On the other side, the presence of high levels of nitrite contents in NE could be a consequence of damage in the nigrostriatal circuit derived from DN atrophy. This adaptive process can lead to nitrite accumulation in NE by nitric oxide synthase (NOS)/nitric oxide (NO) deregulation. Other sources of nitrite ions are the capillary vasodilation and microglia recruitment as a result of DN degeneration (44), which is not observed in our experimental conditions; interestingly high levels of microglia were determined in HD-cassava treatment. If microgliosis does not always relate to cytotoxicity, in our study, similar levels of caspase-3 in HD-cassava and Stau groups reflect the presence of mild cytotoxic effect of HD-cassava treatment. However, this condition did neither favor significant damage in the number of dopaminergic neurons nor loss of dopamine innervation in neostriatum. For this, we suppose that the high presence of microgliosis is related to the neuroprotective role of microglia.

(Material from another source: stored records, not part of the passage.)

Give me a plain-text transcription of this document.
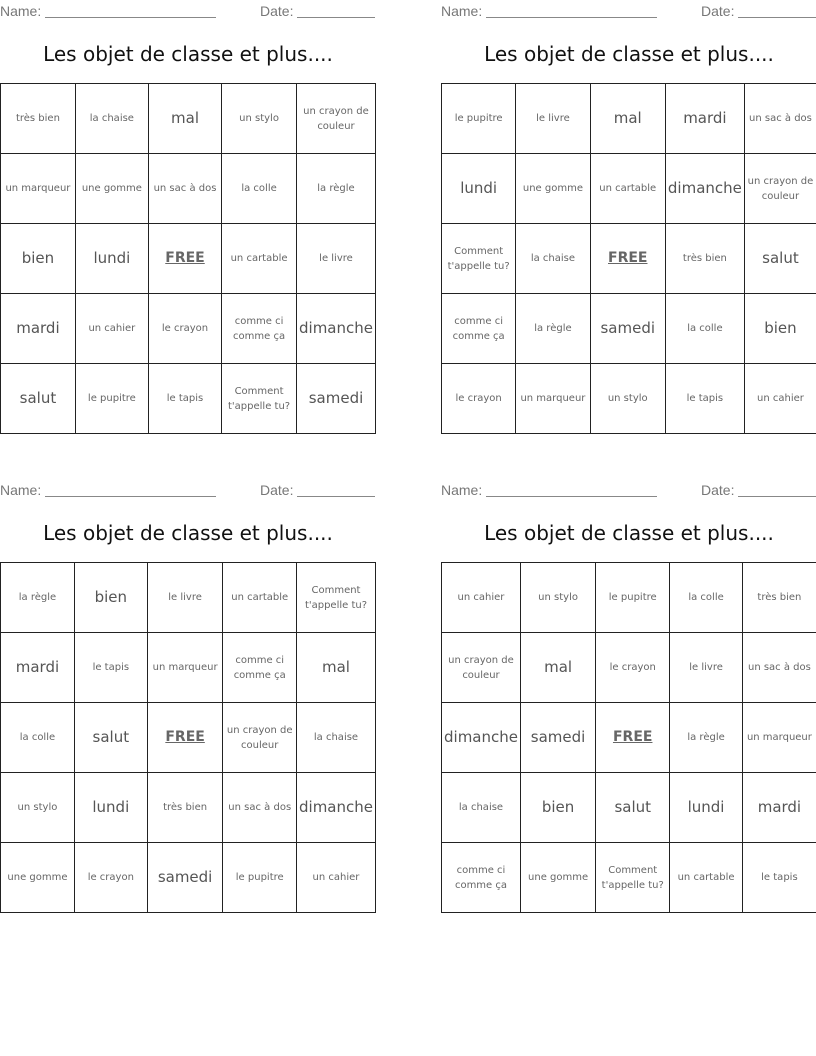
Name:	Date:
Les objet de classe et plus....
très bien	la chaise	mal	un stylo	un crayon de couleur
un marqueur	une gomme	un sac à dos	la colle	la règle
bien	lundi	FREE	un cartable	le livre
mardi	un cahier	le crayon	comme ci comme ça	dimanche
salut	le pupitre	le tapis	Comment t'appelle tu?	samedi
Name:	Date:
Les objet de classe et plus....
le pupitre	le livre	mal	mardi	un sac à dos
lundi	une gomme	un cartable	dimanche	un crayon de couleur
Comment t'appelle tu?	la chaise	FREE	très bien	salut
comme ci comme ça	la règle	samedi	la colle	bien
le crayon	un marqueur	un stylo	le tapis	un cahier
Name:	Date:
Les objet de classe et plus....
la règle	bien	le livre	un cartable	Comment t'appelle tu?
mardi	le tapis	un marqueur	comme ci comme ça	mal
la colle	salut	FREE	un crayon de couleur	la chaise
un stylo	lundi	très bien	un sac à dos	dimanche
une gomme	le crayon	samedi	le pupitre	un cahier
Name:	Date:
Les objet de classe et plus....
un cahier	un stylo	le pupitre	la colle	très bien
un crayon de couleur	mal	le crayon	le livre	un sac à dos
dimanche	samedi	FREE	la règle	un marqueur
la chaise	bien	salut	lundi	mardi
comme ci comme ça	une gomme	Comment t'appelle tu?	un cartable	le tapis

In the linamarin group, several histopathological features were found. In SNpc and NE, no significant changes of MDA-4-HAD, nitrite contents, necrotic bodies, or microgliosis were observed. In this study, the linamarin dose used causes neuronal hypertrophy and high caspase-3 expression levels in TH-IR neurons of SNpc with respect to stau or vehicle groups. In our experimental conditions, neuronal hypertrophy could be the result of transient changes of free radical concentration in the microenvironment of the dopaminergic neurons. The free radicals can act on the membrane lipids by decreasing their fluidity, the reduction of electrochemical potential and increase in membrane permeability leading to neuronal hypertrophy (45, 46). This type of cellular adaptation is characterized by the cytoplasmic accumulation of ions, free radicals, proteins, and carbohydrates into cell; when the cell osmolarity is disrupted, neuronal death occurs by an increase in the activity of calcium channels, dysfunctional proteolysis, alpha-synuclein aggregation, and the formation of mutant proteins can occur (47). The cyanogenic nature of linamarin could favor glutamate-related excitotoxicity and consequently caspase-3-related apoptosis, as was identified in this work (48). Interestingly, our study showed expression of caspase-3 in dopaminergic neurons of SNpc sampled (9%) without significant microgliosis or significant loss of dopaminergic population in SNpc, which is supposed to cause a discrete neuronal damage due to HD-cassava treatment.

Conclusion

The chronic consumption of cassava does neither favor loss of bodyweight nor negative survival in Wistar rats. The consumption of a daily dose of 28.56 g/kg of cassava juice for 35 days increased nitrite content and lipoperoxidation levels, dopaminergic atrophy, and microgliosis in SNpc. The administration of linamarin induced hypertrophy and caspase-3 mediated apoptosis. Cellular damage and microgliosis can contribute partially to motor impairment in male Wistar rats associated with cassava consumption.